Так бегала она звонить с первых дней приезда, когда только-только начиналась весна и море у берегов лежало белое, застывшее, а под берегом, где торосились льдины, ветер кружил снежные струи, и ночи были тёмные, как дно глубоких колодцев. На пустынной дороге звенели и похрустывали под Катиными сапогами застывшие к ночи лужи, ни один огонёк не светил вокруг, и было очень страшно бежать одной. И каждый раз, когда Катя шла звонить, она знала, что ей будет потом страшно, тоскливо и холодно возвращаться назад. И уже заранее, сидя на почте и ожидая, когда её позовут в кабину, она поёживалась и плотно сдвигала коленки, туго натягивая на них юбку.
И каждый раз она ждала, что этот-то разговор будет особенный, и она опять услышит от Севы те слова, которые он говорил ей в ночь перед расставаньем…
Летом и в самый поздний час здесь бывало светло, и возвращаться с почты стало совсем не страшно, но по-прежнему очень тоскливо.
Небо светлое, но будто потухшее, слепое. В перелесках, где берёзки подбираются к самой обочине, от них не падают на дорогу тени. И всё вокруг без теней — призрачное, зыбкое. Прохладно. Уши привыкают к шуму моря, и кажется, что очень тихо. Только в порту на другой стороне бухты отсыревшими гудками говорят пароходы.

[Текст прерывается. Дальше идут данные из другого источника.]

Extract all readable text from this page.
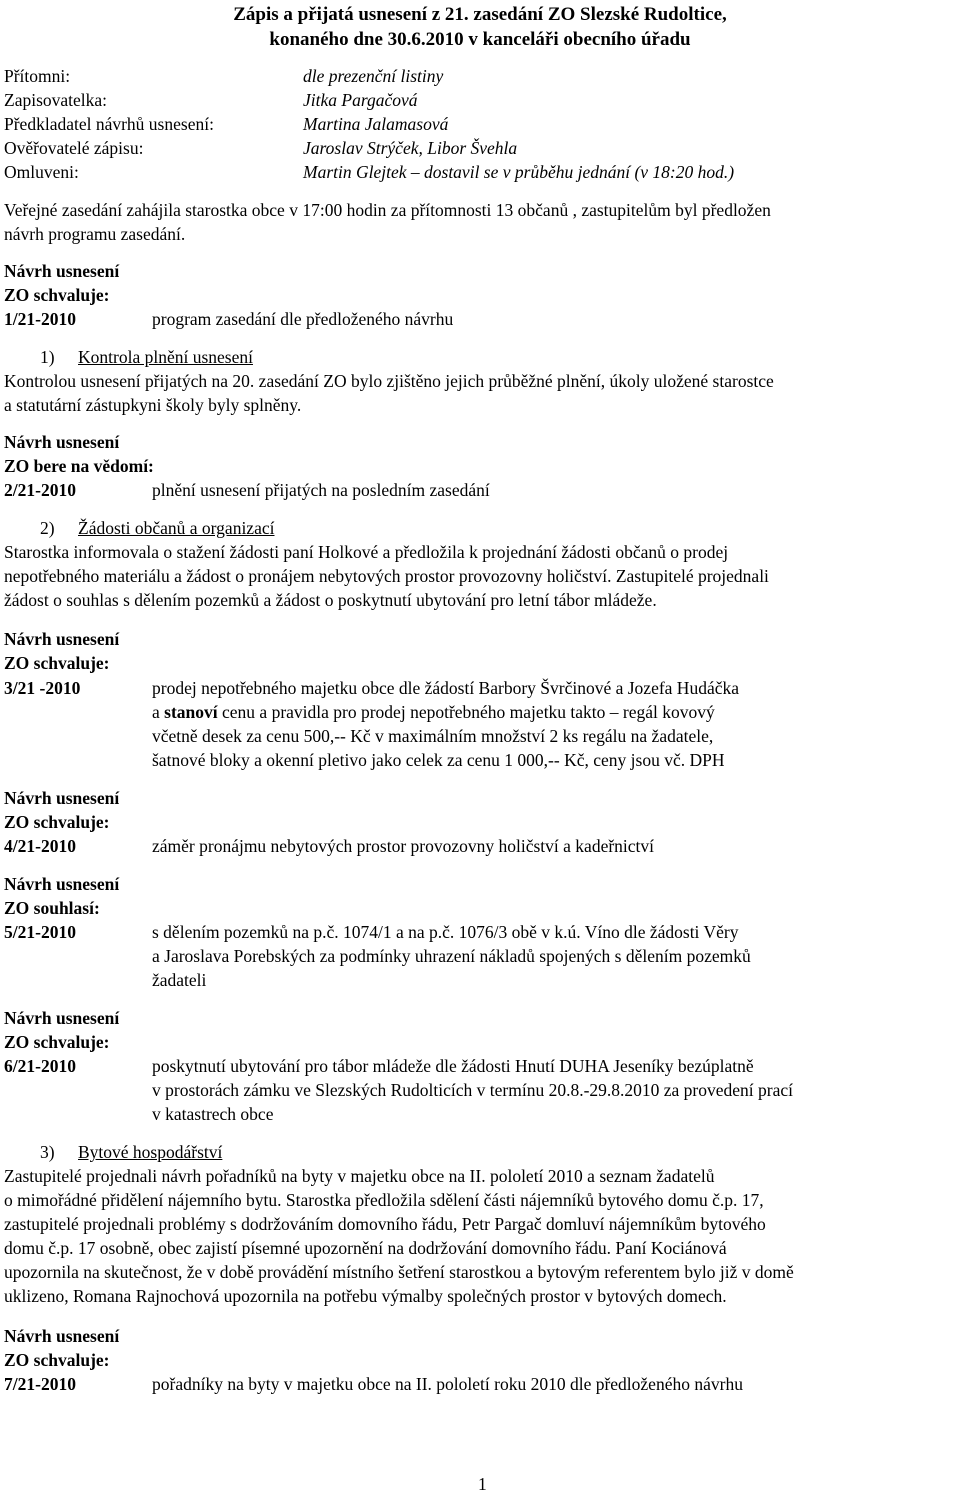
Zápis a přijatá usnesení z 21. zasedání ZO Slezské Rudoltice,
konaného dne 30.6.2010 v kanceláři obecního úřadu
Přítomni:	dle prezenční listiny
Zapisovatelka:	Jitka Pargačová
Předkladatel návrhů usnesení:	Martina Jalamasová
Ověřovatelé zápisu:	Jaroslav Strýček, Libor Švehla
Omluveni:	Martin Glejtek – dostavil se v průběhu jednání (v 18:20 hod.)
Veřejné zasedání zahájila starostka obce v 17:00 hodin za přítomnosti 13 občanů , zastupitelům byl předložen
návrh programu zasedání.
Návrh usnesení
ZO schvaluje:
1/21-2010	program zasedání dle předloženého návrhu
1) Kontrola plnění usnesení
Kontrolou usnesení přijatých na 20. zasedání ZO bylo zjištěno jejich průběžné plnění, úkoly uložené starostce
a statutární zástupkyni školy byly splněny.
Návrh usnesení
ZO bere na vědomí:
2/21-2010	plnění usnesení přijatých na posledním zasedání
2) Žádosti občanů a organizací
Starostka informovala o stažení žádosti paní Holkové a předložila k projednání žádosti občanů o prodej
nepotřebného materiálu a žádost o pronájem nebytových prostor provozovny holičství. Zastupitelé projednali
žádost o souhlas s dělením pozemků a žádost o poskytnutí ubytování pro letní tábor mládeže.
Návrh usnesení
ZO schvaluje:
3/21 -2010	prodej nepotřebného majetku obce dle žádostí Barbory Švrčinové a Jozefa Hudáčka
a stanoví cenu a pravidla pro prodej nepotřebného majetku takto – regál kovový
včetně desek za cenu 500,-- Kč v maximálním množství 2 ks regálu na žadatele,
šatnové bloky a okenní pletivo jako celek za cenu 1 000,-- Kč, ceny jsou vč. DPH
Návrh usnesení
ZO schvaluje:
4/21-2010	záměr pronájmu nebytových prostor provozovny holičství a kadeřnictví
Návrh usnesení
ZO souhlasí:
5/21-2010	s dělením pozemků na p.č. 1074/1 a na p.č. 1076/3 obě v k.ú. Víno dle žádosti Věry
a Jaroslava Porebských za podmínky uhrazení nákladů spojených s dělením pozemků
žadateli
Návrh usnesení
ZO schvaluje:
6/21-2010	poskytnutí ubytování pro tábor mládeže dle žádosti Hnutí DUHA Jeseníky bezúplatně
v prostorách zámku ve Slezských Rudolticích v termínu 20.8.-29.8.2010 za provedení prací
v katastrech obce
3) Bytové hospodářství
Zastupitelé projednali návrh pořadníků na byty v majetku obce na II. pololetí 2010 a seznam žadatelů
o mimořádné přidělení nájemního bytu. Starostka předložila sdělení části nájemníků bytového domu č.p. 17,
zastupitelé projednali problémy s dodržováním domovního řádu, Petr Pargač domluví nájemníkům bytového
domu č.p. 17 osobně, obec zajistí písemné upozornění na dodržování domovního řádu. Paní Kociánová
upozornila na skutečnost, že v době provádění místního šetření starostkou a bytovým referentem bylo již v domě
uklizeno, Romana Rajnochová upozornila na potřebu výmalby společných prostor v bytových domech.
Návrh usnesení
ZO schvaluje:
7/21-2010	pořadníky na byty v majetku obce na II. pololetí roku 2010 dle předloženého návrhu
1
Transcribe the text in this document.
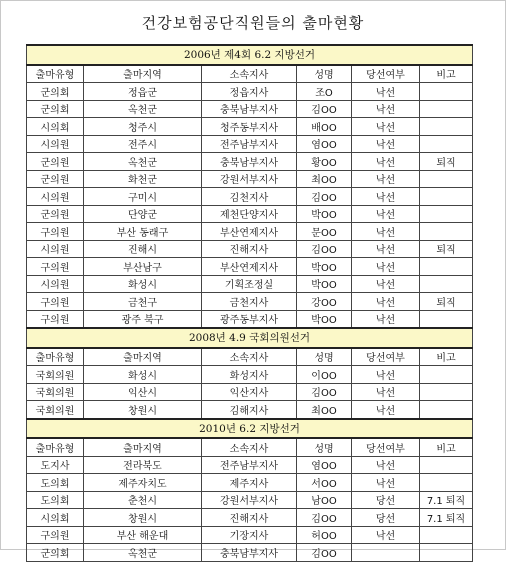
건강보험공단직원들의 출마현황
2006년 제4회 6.2 지방선거					
출마유형	출마지역	소속지사	성명	당선여부	비고
군의회	정읍군	정읍지사	조O	낙선	
군의회	옥천군	충북남부지사	김OO	낙선	
시의회	청주시	청주동부지사	배OO	낙선	
시의원	전주시	전주남부지사	염OO	낙선	
군의원	옥천군	충북남부지사	황OO	낙선	퇴직
군의원	화천군	강원서부지사	최OO	낙선	
시의원	구미시	김천지사	김OO	낙선	
군의원	단양군	제천단양지사	박OO	낙선	
구의원	부산 동래구	부산연제지사	문OO	낙선	
시의원	진해시	진해지사	김OO	낙선	퇴직
구의원	부산남구	부산연제지사	박OO	낙선	
시의원	화성시	기획조정실	박OO	낙선	
구의원	금천구	금천지사	강OO	낙선	퇴직
구의원	광주 북구	광주동부지사	박OO	낙선	
2008년 4.9 국회의원선거					
출마유형	출마지역	소속지사	성명	당선여부	비고
국회의원	화성시	화성지사	이OO	낙선	
국회의원	익산시	익산지사	김OO	낙선	
국회의원	창원시	김해지사	최OO	낙선	
2010년 6.2 지방선거					
출마유형	출마지역	소속지사	성명	당선여부	비고
도지사	전라북도	전주남부지사	염OO	낙선	
도의회	제주자치도	제주지사	서OO	낙선	
도의회	춘천시	강원서부지사	남OO	당선	7.1 퇴직
시의회	창원시	진해지사	김OO	당선	7.1 퇴직
구의원	부산 해운대	기장지사	허OO	낙선	
군의회	옥천군	충북남부지사	김OO		
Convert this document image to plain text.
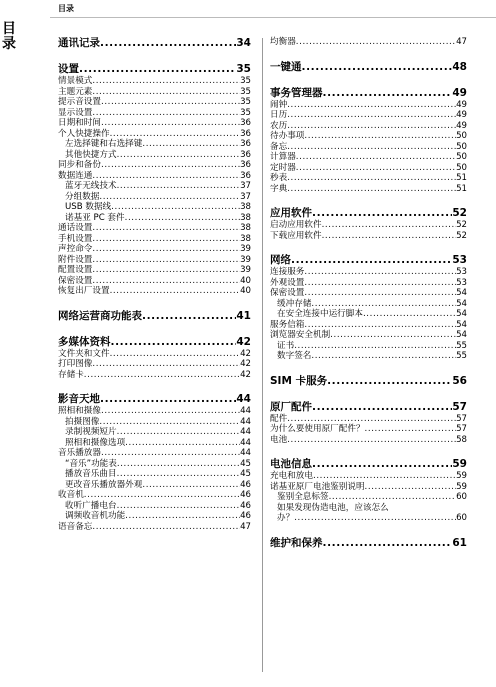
目录
目录	通讯记录 .....	34
设置 .....	35
情景模式 .....	35
主题元素 .....	35
提示音设置 .....	35
显示设置 .....	35
日期和时间 .....	36
个人快捷操作 .....	36
左选择键和右选择键 .....	36
其他快捷方式 .....	36
同步和备份 .....	36
数据连通 .....	36
蓝牙无线技术 .....	37
分组数据 .....	37
USB 数据线 .....	38
诺基亚 PC 套件 .....	38
通话设置 .....	38
手机设置 .....	38
声控命令 .....	39
附件设置 .....	39
配置设置 .....	39
保密设置 .....	40
恢复出厂设置 .....	40
网络运营商功能表 .....	41
多媒体资料 .....	42
文件夹和文件 .....	42
打印图像 .....	42
存储卡 .....	42
影音天地 .....	44
照相和摄像 .....	44
拍摄图像 .....	44
录制视频短片 .....	44
照相和摄像选项 .....	44
音乐播放器 .....	44
“音乐”功能表 .....	45
播放音乐曲目 .....	45
更改音乐播放器外观 .....	46
收音机 .....	46
收听广播电台 .....	46
调频收音机功能 .....	46
语音备忘 .....	47
均衡器 .....	47
一键通 .....	48
事务管理器 .....	49
闹钟 .....	49
日历 .....	49
农历 .....	49
待办事项 .....	50
备忘 .....	50
计算器 .....	50
定时器 .....	50
秒表 .....	51
字典 .....	51
应用软件 .....	52
启动应用软件 .....	52
下载应用软件 .....	52
网络 .....	53
连接服务 .....	53
外观设置 .....	53
保密设置 .....	54
缓冲存储 .....	54
在安全连接中运行脚本 .....	54
服务信箱 .....	54
浏览器安全机制 .....	54
证书 .....	55
数字签名 .....	55
SIM 卡服务 .....	56
原厂配件 .....	57
配件 .....	57
为什么要使用原厂配件？ .....	57
电池 .....	58
电池信息 .....	59
充电和放电 .....	59
诺基亚原厂电池鉴别说明 .....	59
鉴别全息标签 .....	60
如果发现伪造电池，应该怎么
办？ .....	60
维护和保养 .....	61
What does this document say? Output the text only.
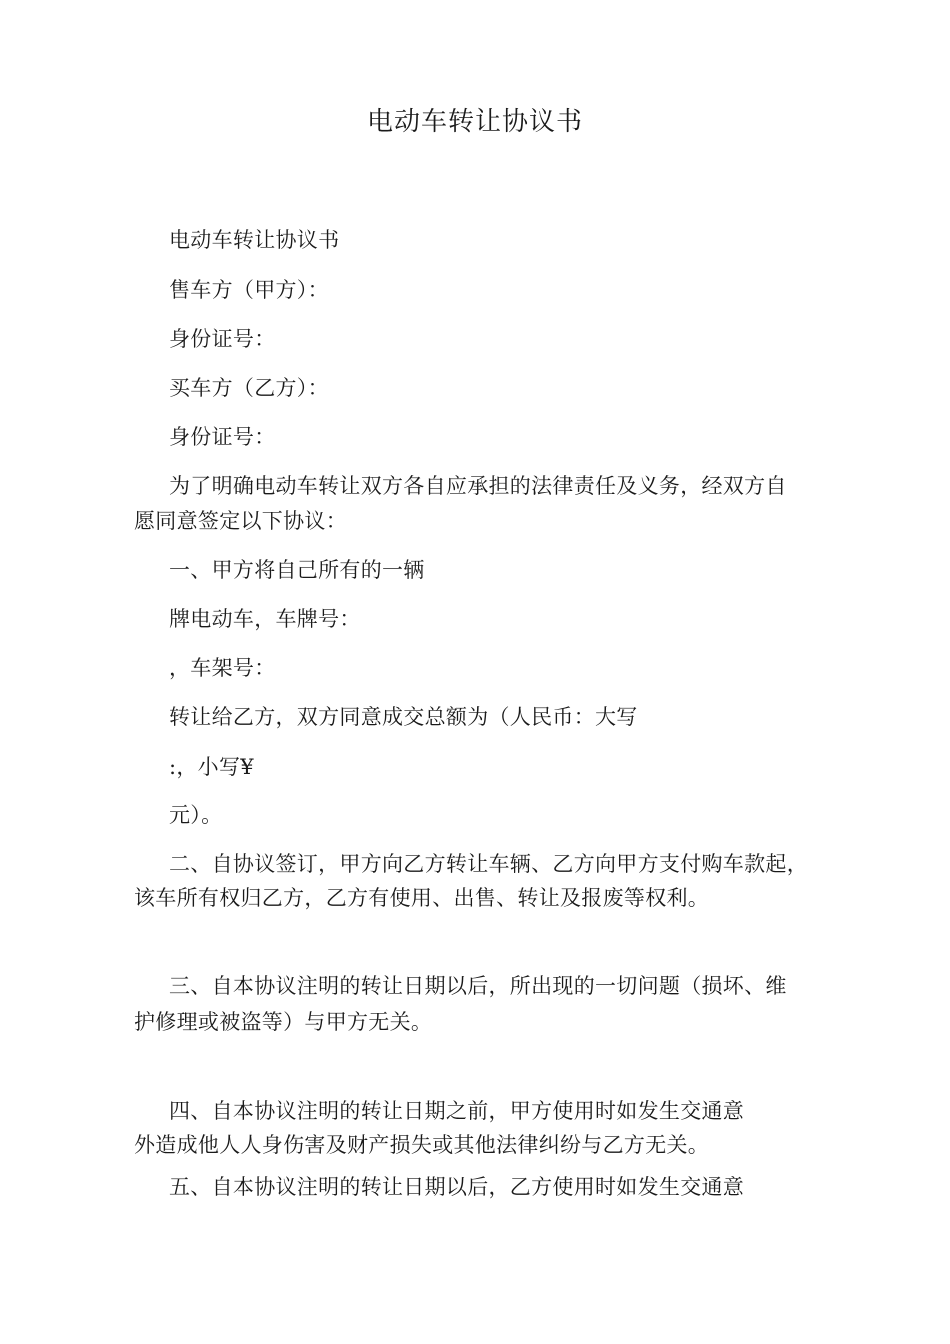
电动车转让协议书
电动车转让协议书
售车方（甲方）：
身份证号：
买车方（乙方）：
身份证号：
为了明确电动车转让双方各自应承担的法律责任及义务，经双方自
愿同意签定以下协议：
一、甲方将自己所有的一辆
牌电动车，车牌号：
，车架号：
转让给乙方，双方同意成交总额为（人民币：大写
:，小写¥
元）。
二、自协议签订，甲方向乙方转让车辆、乙方向甲方支付购车款起，
该车所有权归乙方，乙方有使用、出售、转让及报废等权利。
三、自本协议注明的转让日期以后，所出现的一切问题（损坏、维
护修理或被盗等）与甲方无关。
四、自本协议注明的转让日期之前，甲方使用时如发生交通意
外造成他人人身伤害及财产损失或其他法律纠纷与乙方无关。
五、自本协议注明的转让日期以后，乙方使用时如发生交通意
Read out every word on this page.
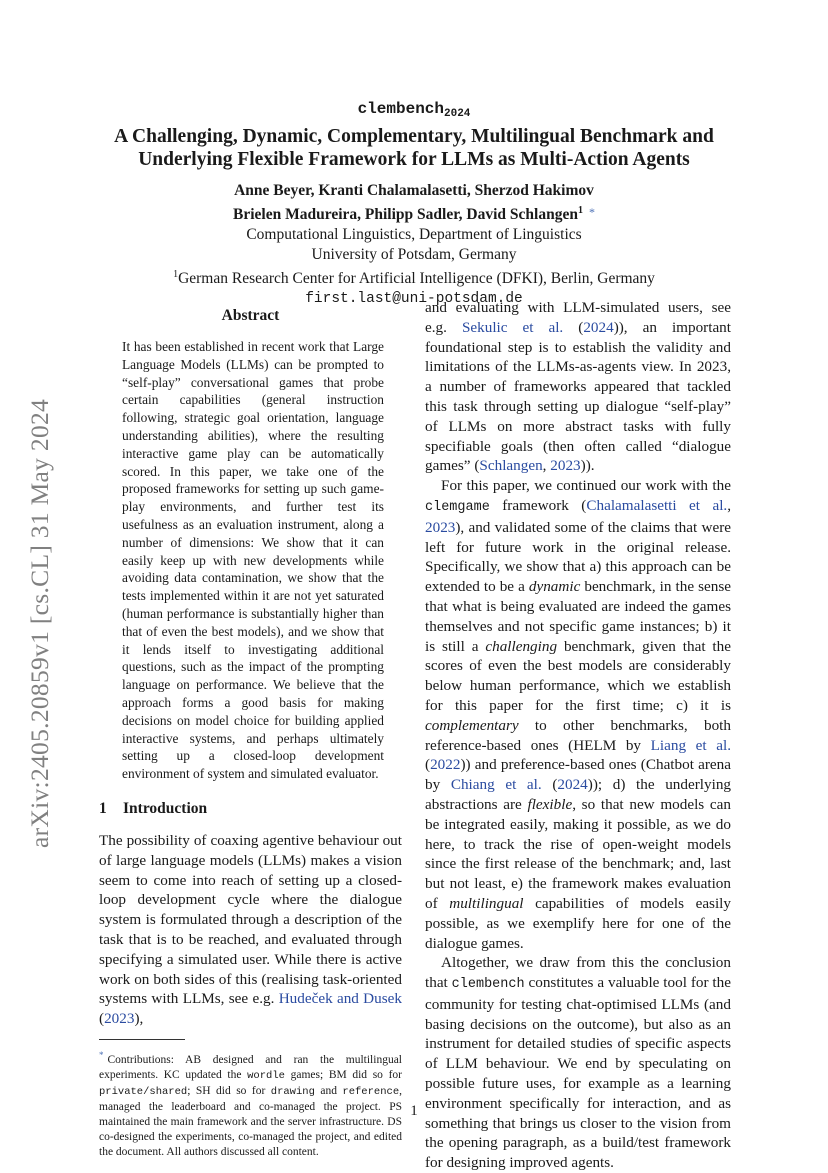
arXiv:2405.20859v1 [cs.CL] 31 May 2024
clembench$_{2024}$
A Challenging, Dynamic, Complementary, Multilingual Benchmark and
Underlying Flexible Framework for LLMs as Multi-Action Agents
Anne Beyer, Kranti Chalamalasetti, Sherzod Hakimov
Brielen Madureira, Philipp Sadler, David Schlangen$^1$ *
Computational Linguistics, Department of Linguistics
University of Potsdam, Germany
$^1$German Research Center for Artificial Intelligence (DFKI), Berlin, Germany
first.last@uni-potsdam.de
Abstract
It has been established in recent work that Large Language Models (LLMs) can be prompted to “self-play” conversational games that probe certain capabilities (general instruction following, strategic goal orientation, language understanding abilities), where the resulting interactive game play can be automatically scored. In this paper, we take one of the proposed frameworks for setting up such game-play environments, and further test its usefulness as an evaluation instrument, along a number of dimensions: We show that it can easily keep up with new developments while avoiding data contamination, we show that the tests implemented within it are not yet saturated (human performance is substantially higher than that of even the best models), and we show that it lends itself to investigating additional questions, such as the impact of the prompting language on performance. We believe that the approach forms a good basis for making decisions on model choice for building applied interactive systems, and perhaps ultimately setting up a closed-loop development environment of system and simulated evaluator.
1 Introduction

The possibility of coaxing agentive behaviour out of large language models (LLMs) makes a vision seem to come into reach of setting up a closed-loop development cycle where the dialogue system is formulated through a description of the task that is to be reached, and evaluated through specifying a simulated user. While there is active work on both sides of this (realising task-oriented systems with LLMs, see e.g. Hudeček and Dusek (2023),

* Contributions: AB designed and ran the multilingual experiments. KC updated the wordle games; BM did so for private/shared; SH did so for drawing and reference, managed the leaderboard and co-managed the project. PS maintained the main framework and the server infrastructure. DS co-designed the experiments, co-managed the project, and edited the document. All authors discussed all content.

and evaluating with LLM-simulated users, see e.g. Sekulic et al. (2024)), an important foundational step is to establish the validity and limitations of the LLMs-as-agents view. In 2023, a number of frameworks appeared that tackled this task through setting up dialogue “self-play” of LLMs on more abstract tasks with fully specifiable goals (then often called “dialogue games” (Schlangen, 2023)).

For this paper, we continued our work with the clemgame framework (Chalamalasetti et al., 2023), and validated some of the claims that were left for future work in the original release. Specifically, we show that a) this approach can be extended to be a dynamic benchmark, in the sense that what is being evaluated are indeed the games themselves and not specific game instances; b) it is still a challenging benchmark, given that the scores of even the best models are considerably below human performance, which we establish for this paper for the first time; c) it is complementary to other benchmarks, both reference-based ones (HELM by Liang et al. (2022)) and preference-based ones (Chatbot arena by Chiang et al. (2024)); d) the underlying abstractions are flexible, so that new models can be integrated easily, making it possible, as we do here, to track the rise of open-weight models since the first release of the benchmark; and, last but not least, e) the framework makes evaluation of multilingual capabilities of models easily possible, as we exemplify here for one of the dialogue games.

Altogether, we draw from this the conclusion that clembench constitutes a valuable tool for the community for testing chat-optimised LLMs (and basing decisions on the outcome), but also as an instrument for detailed studies of specific aspects of LLM behaviour. We end by speculating on possible future uses, for example as a learning environment specifically for interaction, and as something that brings us closer to the vision from the opening paragraph, as a build/test framework for designing improved agents.

1
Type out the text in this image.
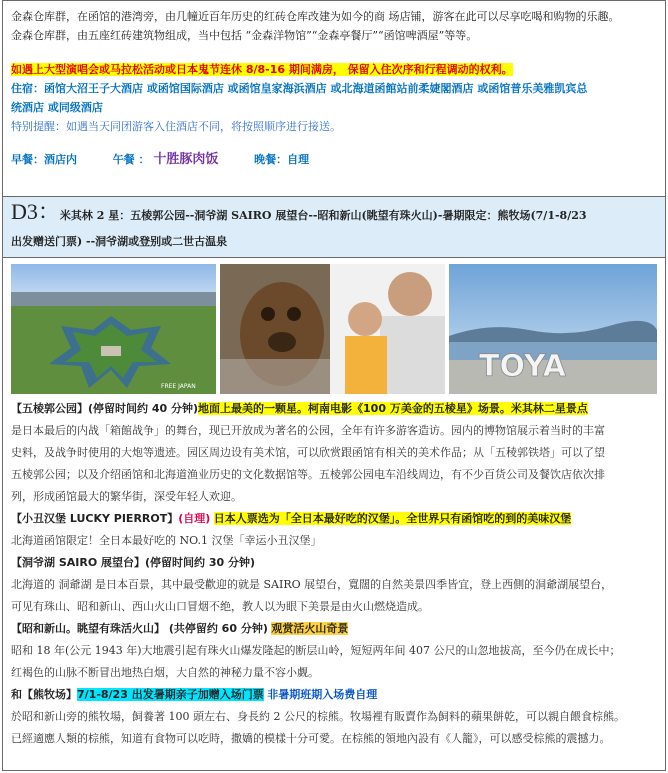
金森仓库群，在函馆的港湾旁，由几幢近百年历史的红砖仓库改建为如今的商 场店铺，游客在此可以尽享吃喝和购物的乐趣。

金森仓库群，由五座红砖建筑物组成，当中包括 “金森洋物馆”“金森亭餐厅”“函馆啤酒屋”等等。

如遇上大型演唱会或马拉松活动或日本鬼节连休 8/8-16 期间满房， 保留入住次序和行程调动的权利。

住宿：函馆大沼王子大酒店 或函馆国际酒店 或函馆皇家海浜酒店 或北海道函館站前柔婕閣酒店 或函馆普乐美雅凯宾总

统酒店 或同级酒店

特别提醒：如遇当天同团游客入住酒店不同，将按照顺序进行接送。

早餐：酒店内	午餐 ： 十胜豚肉饭	晚餐：自理

D3：米其林 2 星：五棱郭公园--洞爷湖 SAIRO 展望台--昭和新山(眺望有珠火山)-暑期限定：熊牧场(7/1-8/23

出发赠送门票) --洞爷湖或登别或二世古温泉

FREE JAPAN
TOYA

【五棱郭公园】(停留时间约 40 分钟)地面上最美的一颗星。柯南电影《100 万美金的五棱星》场景。米其林二星景点

是日本最后的内战「箱館战争」的舞台，现已开放成为著名的公园，全年有许多游客造访。园内的博物馆展示着当时的丰富

史料，及战争时使用的大炮等遗迹。园区周边设有美术馆，可以欣赏跟函馆有相关的美术作品；从「五稜郭铁塔」可以了望

五棱郭公园；以及介绍函馆和北海道渔业历史的文化数据馆等。五棱郭公园电车沿线周边，有不少百货公司及餐饮店依次排

列，形成函馆最大的繁华街，深受年轻人欢迎。

【小丑汉堡 LUCKY PIERROT】(自理) 日本人票选为「全日本最好吃的汉堡」。全世界只有函馆吃的到的美味汉堡

北海道函馆限定！全日本最好吃的 NO.1 汉堡「幸运小丑汉堡」

【洞爷湖 SAIRO 展望台】(停留时间约 30 分钟)

北海道的 洞爺湖 是日本百景，其中最受歡迎的就是 SAIRO 展望台，寬闊的自然美景四季皆宜，登上西側的洞爺湖展望台，

可见有珠山、昭和新山、西山火山口冒烟不绝，教人以为眼下美景是由火山燃烧造成。

【昭和新山。眺望有珠活火山】 (共停留约 60 分钟) 观赏活火山奇景

昭和 18 年(公元 1943 年)大地震引起有珠火山爆发隆起的断层山岭，短短两年间 407 公尺的山忽地拔高，至今仍在成长中；

红褐色的山脉不断冒出地热白烟，大自然的神秘力量不容小觑。

和【熊牧场】7/1-8/23 出发暑期亲子加赠入场门票 非暑期班期入场费自理

於昭和新山旁的熊牧場，飼養著 100 頭左右、身長約 2 公尺的棕熊。牧場裡有販賣作為飼料的蘋果餅乾，可以親自餵食棕熊。

已經適應人類的棕熊，知道有食物可以吃時，撒嬌的模樣十分可愛。在棕熊的領地內設有《人籠》，可以感受棕熊的震撼力。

К осени ночи опять потемнели.
В конце сентября, когда в очередной раз Кате надо было идти звонить, над морем очень долго горел закат. Сумерки тоже очень долго не пускали темноту на небо, и позднее, чем всегда, первая звезда зажглась в разрыве между вдруг набежавших туч.
Ольга Агеевна убрала с крыши треску и пикшу, которые валялись там под хилыми лучами осеннего солнца.
— Шквал налетит. Большой сильно, — сказала она.
Катя долго сидела у окна, смотрела, как всё выше и выше поднимаются брызги над камнями мола, как закипают беляки на волнах.
Гремел прибой. Шумели в леске берёзы. И жутко было думать, что где-то в море есть сейчас люди.
Дрожали стёкла в окнах, и звонко били в них занесённые ветром отдельные брызги.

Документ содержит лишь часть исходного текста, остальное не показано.